Nationalrat: Genozid an Jesid:innen anerkannt
Der Jubel fiel leise aus, um den Ratsbetrieb nicht zu stören. Aber die Freude war spürbar: Mit 105 zu 61 Stimmen bei 27 Enthaltungen anerkannte der Nationalrat heute den Völkermord, den die Terrormiliz Islamischer Staat (IS) 2014 an den Jesid:innen beging. Für die knapp zwei Dutzend Jesid:innen auf der Zuschauer:innentribüne ein wichtiges Zeichen. Die meisten von ihnen waren aus Deutschland angereist, wo heute die grösste jesidische Exilgemeinschaft lebt. Die Jesid:innen werden seit Jahrhunderten verfolgt: Der Genozid von 2014 ist der 74., den sie in ihrer Geschichte zählen.
Am 3. August 2014 fiel der IS in die nordirakische Region Sindschar ein. Seine Kämpfer ermordeten bis zu 10 000 Menschen; sie vergewaltigten, verschleppten und versklavten 7000 Frauen und Kinder, von denen 2500 noch immer als vermisst gelten. Die Uno, die EU und die Parlamente verschiedener Staaten, darunter jene Deutschlands und Frankreichs, haben den Völkermord bereits als solchen anerkannt.
Mitverfolgt haben die Debatte im Nationalrat auch Ido Delshad und Farhad Ismail, die selbst aus dem Irak geflüchtet sind.
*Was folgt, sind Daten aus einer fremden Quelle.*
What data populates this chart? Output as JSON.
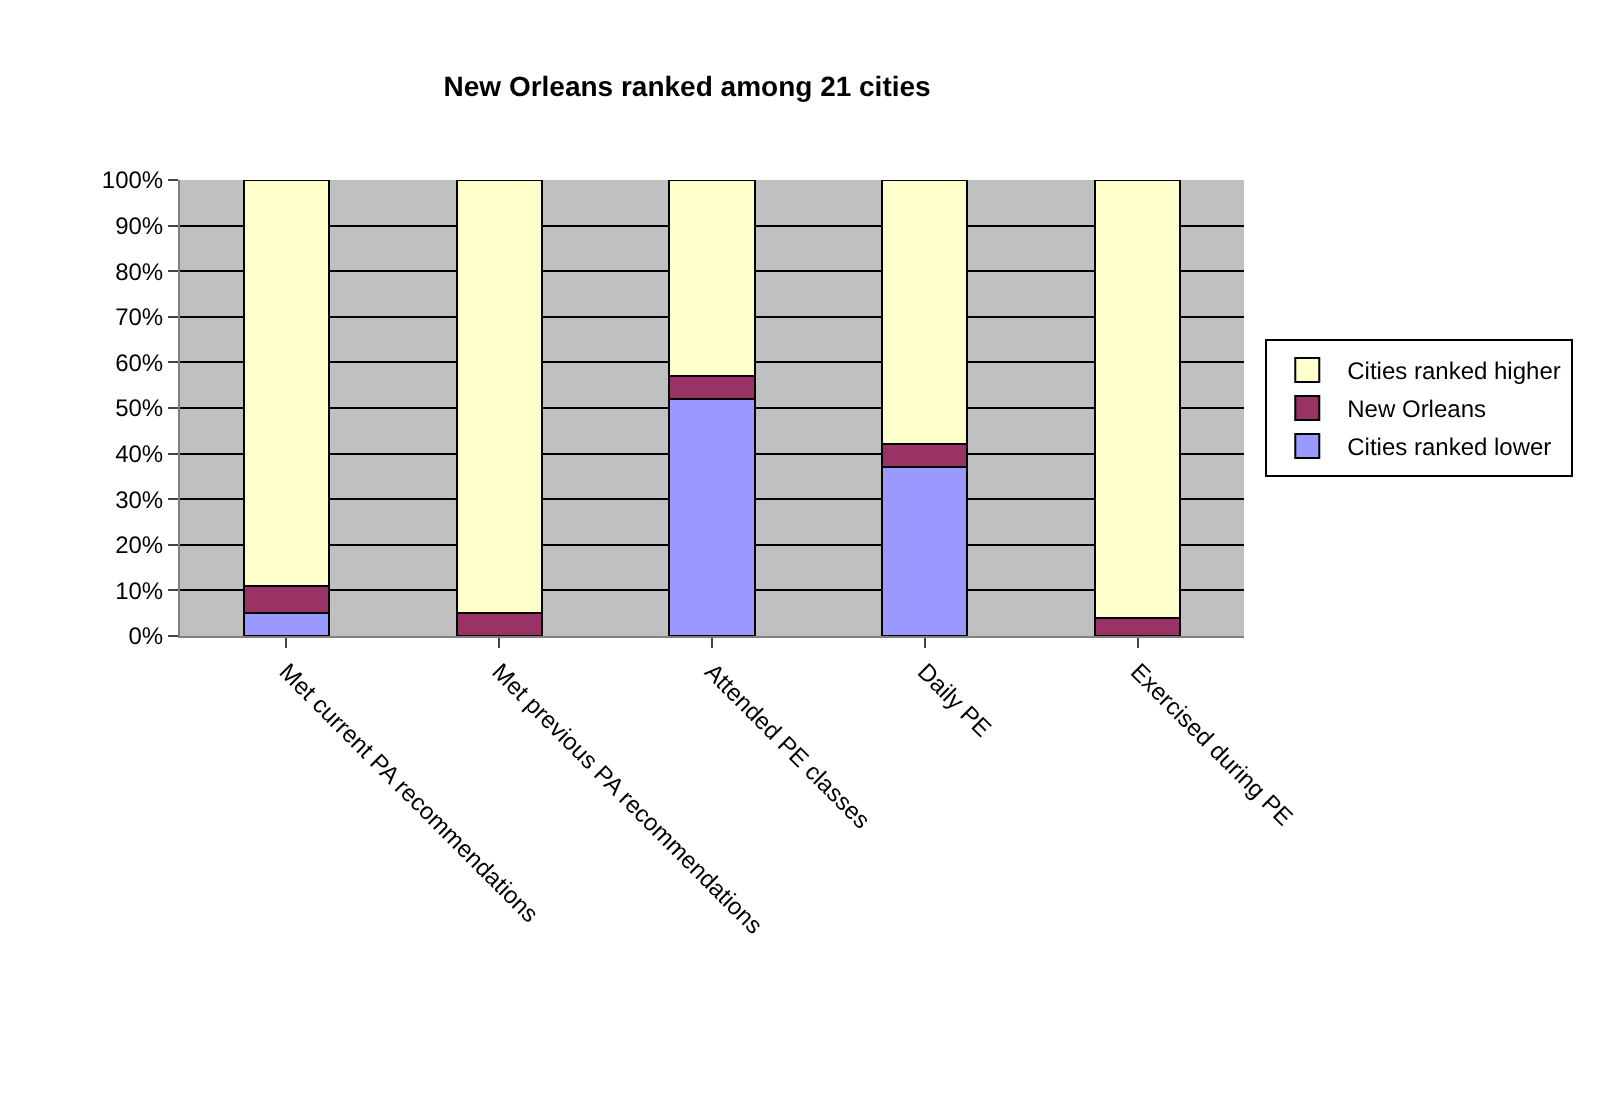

Sie hatten 2023 eine Petition ans Parlament lanciert, in der sie die Anerkennung des Genozids forderten (siehe WOZ Nr. 32/24). Das Anliegen ging an die Aussenpolitischen Kommissionen der Parlamentskammern. In jener des Nationalrats haben Sibel Arslan (Grüne) und Fabian Molina (SP) die Erklärung ausgearbeitet, die der Nationalrat heute angenommen hat. Delshad und Ismail hatten schon in Deutschland, wo sie leben, auf die Anerkennung des Völkermords durch den Bundestag hingearbeitet. Ihnen sei wichtig gewesen, dass es danach weitergehe, sagt Delshad: «Auch in der Schweiz.»
Auf der Zuschauer:innentribüne des Nationalrats sassen heute auch Überlebende des Genozids. Nichirvan Ajo geriet als Sechsjähriger in die Fänge der Terrormiliz. Seine Schwester Sepan Ajo wurde von IS-Kämpfern vergewaltigt. Vor allem für die Frauen, die in IS-Gefangenschaft sexualisierte Gewalt erlebt haben, sagt sie, sei die heutige Anerkennung ein wichtiger Schritt. Und für die Gerechtigkeit, fügt sie an: «Täter, die aus dem Irak oder aus Syrien in die Schweiz zurückkehren, sollten vor Schweizer Gerichten zur Rechenschaft gezogen werden.» Wie auch in Deutschland: Dort war der Genozid 2023 in zwei Prozessen erstmals als Straftatbestand mitverhandelt worden.
Khalaf Saado, der heute ebenfalls in Bern anwesend war, erhofft sich nach der Erklärung des Nationalrats einen sicheren Aufenthaltsstatus. Seit sechs Jahren lebt er als vorläufig Aufgenommener in der Schweiz, sein Bruder wurde vor einiger Zeit abgeschoben. Die Situation sei schwierig, sagt er. Sicher ist die Rückkehr in den Irak für Jesid:innen bis heute nicht.
Mit der Anerkennung des Genozids verabschiedet der Nationalrat eine Bitte an den Bundesrat, sich international für die Wiedergutmachung der Verbrechen einzusetzen. Im Irak leben noch immer Tausende Jesid:innen als Geflüchtete in Camps. Für sie erhofft sich die jesidische Gemeinschaft nun Hilfe von der Schweiz.